Drilling, tapping, counterboring, and countersinking are the usual operations done in sheet metals.

Drilling: Drilling is done in sheet metal only when piercing cannot deliver the accuracy required. For example, on a formed part, when holes on different features need to be coaxial, the accuracy obtained by machining may be required.

Tapping: Tapping can be done using cut threads or formed threads. Formed threads (thread rolling) is preferable for the following reasons:

  • Thread rolling is faster than cutting.

  • Fewer burrs are generated, so no clean up is required or risk of future hazards such as shorting with electronic components.

  • Larger sized holes are required for thread rolling vs. tapping, resulting in improved tap life.
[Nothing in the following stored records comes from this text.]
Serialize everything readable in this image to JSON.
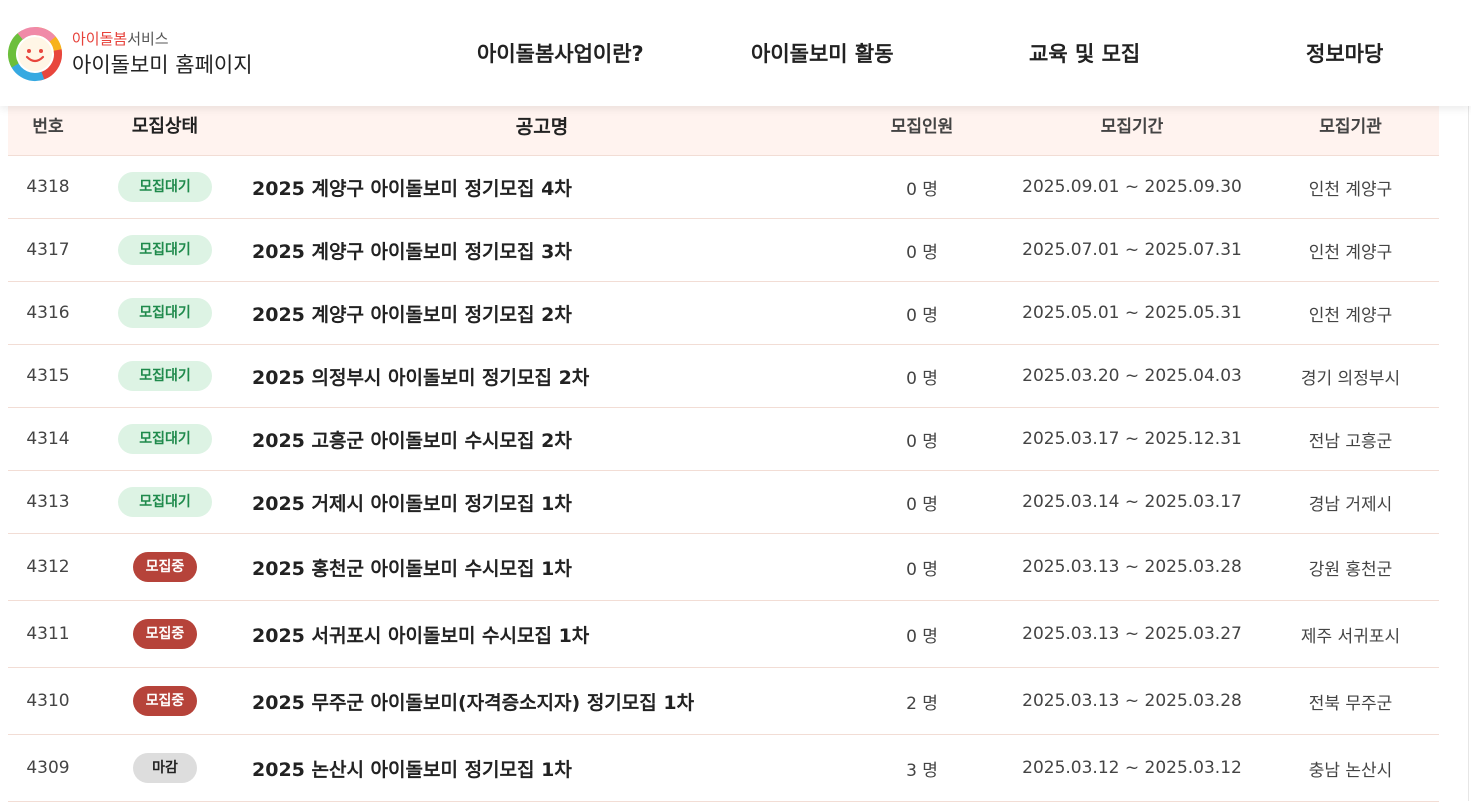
{
  "header": {
    "logo": {
      "accent": "아이돌봄",
      "top_rest": "서비스",
      "main": "아이돌보미 홈페이지",
      "icon": "smiley-face-logo"
    },
    "nav": [
      {
        "label": "아이돌봄사업이란?"
      },
      {
        "label": "아이돌보미 활동"
      },
      {
        "label": "교육 및 모집"
      },
      {
        "label": "정보마당"
      }
    ]
  },
  "table": {
    "columns": [
      "번호",
      "모집상태",
      "공고명",
      "모집인원",
      "모집기간",
      "모집기관"
    ],
    "rows": [
      {
        "no": "4318",
        "status": "모집대기",
        "title": "2025 계양구 아이돌보미 정기모집 4차",
        "count": "0 명",
        "period": "2025.09.01 ~ 2025.09.30",
        "org": "인천 계양구"
      },
      {
        "no": "4317",
        "status": "모집대기",
        "title": "2025 계양구 아이돌보미 정기모집 3차",
        "count": "0 명",
        "period": "2025.07.01 ~ 2025.07.31",
        "org": "인천 계양구"
      },
      {
        "no": "4316",
        "status": "모집대기",
        "title": "2025 계양구 아이돌보미 정기모집 2차",
        "count": "0 명",
        "period": "2025.05.01 ~ 2025.05.31",
        "org": "인천 계양구"
      },
      {
        "no": "4315",
        "status": "모집대기",
        "title": "2025 의정부시 아이돌보미 정기모집 2차",
        "count": "0 명",
        "period": "2025.03.20 ~ 2025.04.03",
        "org": "경기 의정부시"
      },
      {
        "no": "4314",
        "status": "모집대기",
        "title": "2025 고흥군 아이돌보미 수시모집 2차",
        "count": "0 명",
        "period": "2025.03.17 ~ 2025.12.31",
        "org": "전남 고흥군"
      },
      {
        "no": "4313",
        "status": "모집대기",
        "title": "2025 거제시 아이돌보미 정기모집 1차",
        "count": "0 명",
        "period": "2025.03.14 ~ 2025.03.17",
        "org": "경남 거제시"
      },
      {
        "no": "4312",
        "status": "모집중",
        "title": "2025 홍천군 아이돌보미 수시모집 1차",
        "count": "0 명",
        "period": "2025.03.13 ~ 2025.03.28",
        "org": "강원 홍천군"
      },
      {
        "no": "4311",
        "status": "모집중",
        "title": "2025 서귀포시 아이돌보미 수시모집 1차",
        "count": "0 명",
        "period": "2025.03.13 ~ 2025.03.27",
        "org": "제주 서귀포시"
      },
      {
        "no": "4310",
        "status": "모집중",
        "title": "2025 무주군 아이돌보미(자격증소지자) 정기모집 1차",
        "count": "2 명",
        "period": "2025.03.13 ~ 2025.03.28",
        "org": "전북 무주군"
      },
      {
        "no": "4309",
        "status": "마감",
        "title": "2025 논산시 아이돌보미 정기모집 1차",
        "count": "3 명",
        "period": "2025.03.12 ~ 2025.03.12",
        "org": "충남 논산시"
      }
    ]
  },
  "colors": {
    "status_wait_bg": "#ddf3e4",
    "status_wait_text": "#1f8a4c",
    "status_open_bg": "#b6433a",
    "status_closed_bg": "#dddddd",
    "header_row_bg": "#fff3ef",
    "logo_accent": "#e7423b"
  }
}
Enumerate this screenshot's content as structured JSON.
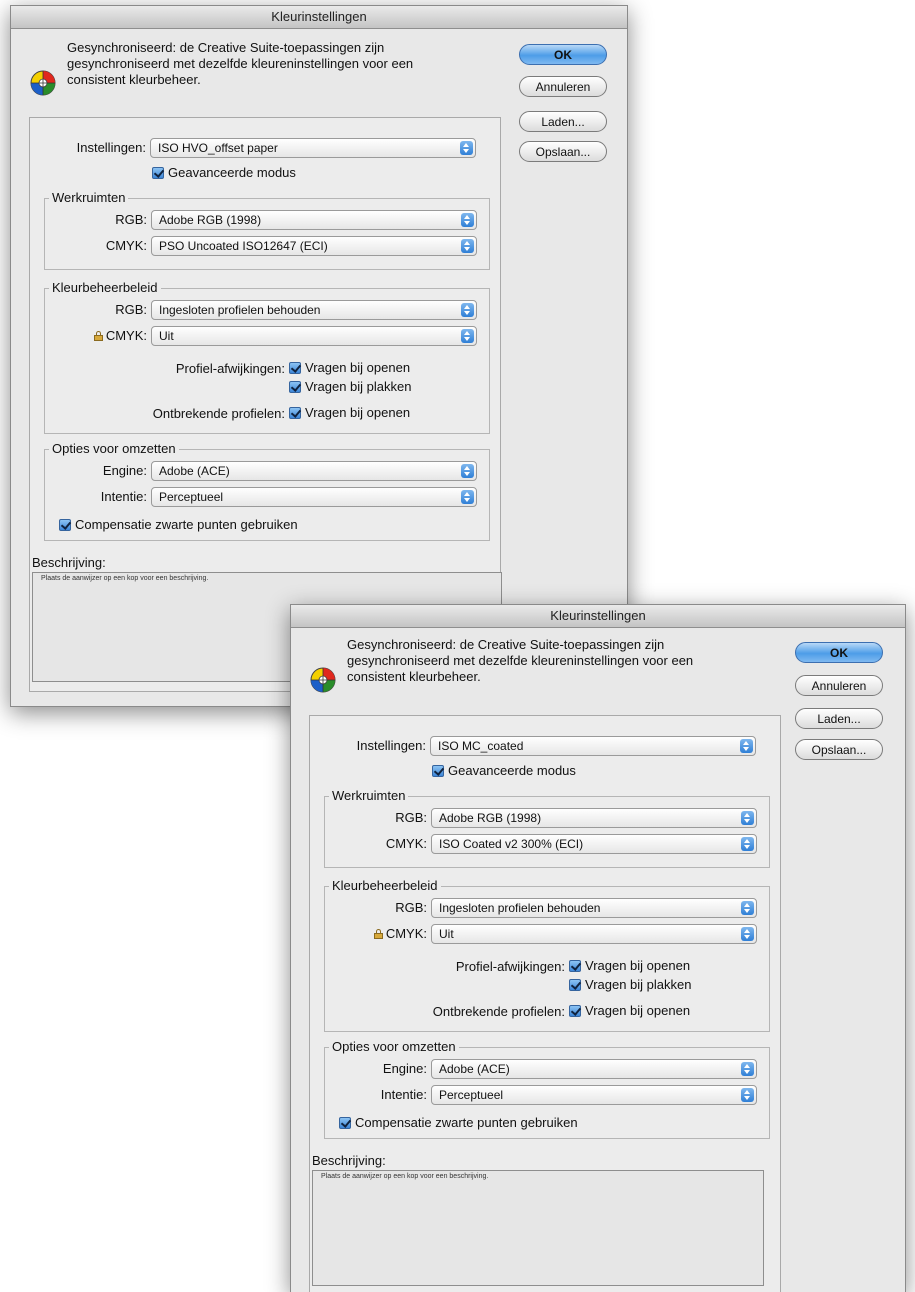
{
  "colors": {
    "window_bg": "#e8e8e8",
    "default_button": "#4d9de8",
    "checkbox_blue": "#3c86d8"
  },
  "dialog_back": {
    "title": "Kleurinstellingen",
    "header": "Gesynchroniseerd: de Creative Suite-toepassingen zijn gesynchroniseerd met dezelfde kleureninstellingen voor een consistent kleurbeheer.",
    "buttons": {
      "ok": "OK",
      "cancel": "Annuleren",
      "load": "Laden...",
      "save": "Opslaan..."
    },
    "settings": {
      "label": "Instellingen:",
      "value": "ISO HVO_offset paper",
      "advanced_mode": "Geavanceerde modus",
      "advanced_checked": true
    },
    "workspaces": {
      "legend": "Werkruimten",
      "rgb_label": "RGB:",
      "rgb_value": "Adobe RGB (1998)",
      "cmyk_label": "CMYK:",
      "cmyk_value": "PSO Uncoated ISO12647 (ECI)"
    },
    "policies": {
      "legend": "Kleurbeheerbeleid",
      "rgb_label": "RGB:",
      "rgb_value": "Ingesloten profielen behouden",
      "cmyk_label": "CMYK:",
      "cmyk_value": "Uit",
      "mismatch_label": "Profiel-afwijkingen:",
      "ask_open": "Vragen bij openen",
      "ask_paste": "Vragen bij plakken",
      "missing_label": "Ontbrekende profielen:",
      "missing_ask_open": "Vragen bij openen"
    },
    "conversion": {
      "legend": "Opties voor omzetten",
      "engine_label": "Engine:",
      "engine_value": "Adobe (ACE)",
      "intent_label": "Intentie:",
      "intent_value": "Perceptueel",
      "bpc": "Compensatie zwarte punten gebruiken"
    },
    "description": {
      "label": "Beschrijving:",
      "text": "Plaats de aanwijzer op een kop voor een beschrijving."
    }
  },
  "dialog_front": {
    "title": "Kleurinstellingen",
    "header": "Gesynchroniseerd: de Creative Suite-toepassingen zijn gesynchroniseerd met dezelfde kleureninstellingen voor een consistent kleurbeheer.",
    "buttons": {
      "ok": "OK",
      "cancel": "Annuleren",
      "load": "Laden...",
      "save": "Opslaan..."
    },
    "settings": {
      "label": "Instellingen:",
      "value": "ISO MC_coated",
      "advanced_mode": "Geavanceerde modus",
      "advanced_checked": true
    },
    "workspaces": {
      "legend": "Werkruimten",
      "rgb_label": "RGB:",
      "rgb_value": "Adobe RGB (1998)",
      "cmyk_label": "CMYK:",
      "cmyk_value": "ISO Coated v2 300% (ECI)"
    },
    "policies": {
      "legend": "Kleurbeheerbeleid",
      "rgb_label": "RGB:",
      "rgb_value": "Ingesloten profielen behouden",
      "cmyk_label": "CMYK:",
      "cmyk_value": "Uit",
      "mismatch_label": "Profiel-afwijkingen:",
      "ask_open": "Vragen bij openen",
      "ask_paste": "Vragen bij plakken",
      "missing_label": "Ontbrekende profielen:",
      "missing_ask_open": "Vragen bij openen"
    },
    "conversion": {
      "legend": "Opties voor omzetten",
      "engine_label": "Engine:",
      "engine_value": "Adobe (ACE)",
      "intent_label": "Intentie:",
      "intent_value": "Perceptueel",
      "bpc": "Compensatie zwarte punten gebruiken"
    },
    "description": {
      "label": "Beschrijving:",
      "text": "Plaats de aanwijzer op een kop voor een beschrijving."
    }
  }
}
  • Rolled threads are stronger due to cold working. Typically, rolled threads are 20% stronger than cut threads.

  • For very thin stock, either threaded fasteners such as clinch nuts, or forming thread in extruded holes is recommended.

    OR

  • The material is upset in the sheet metal hole to form one thread pitch.

Counterboring: Counterboring is often done to provide clearance and a bearing surface for the fastener's head.

Countersinking: Countersinking allows for flush mounting of flat head fasteners. Countersinking cannot always be done for very thin stock or for very large fasteners.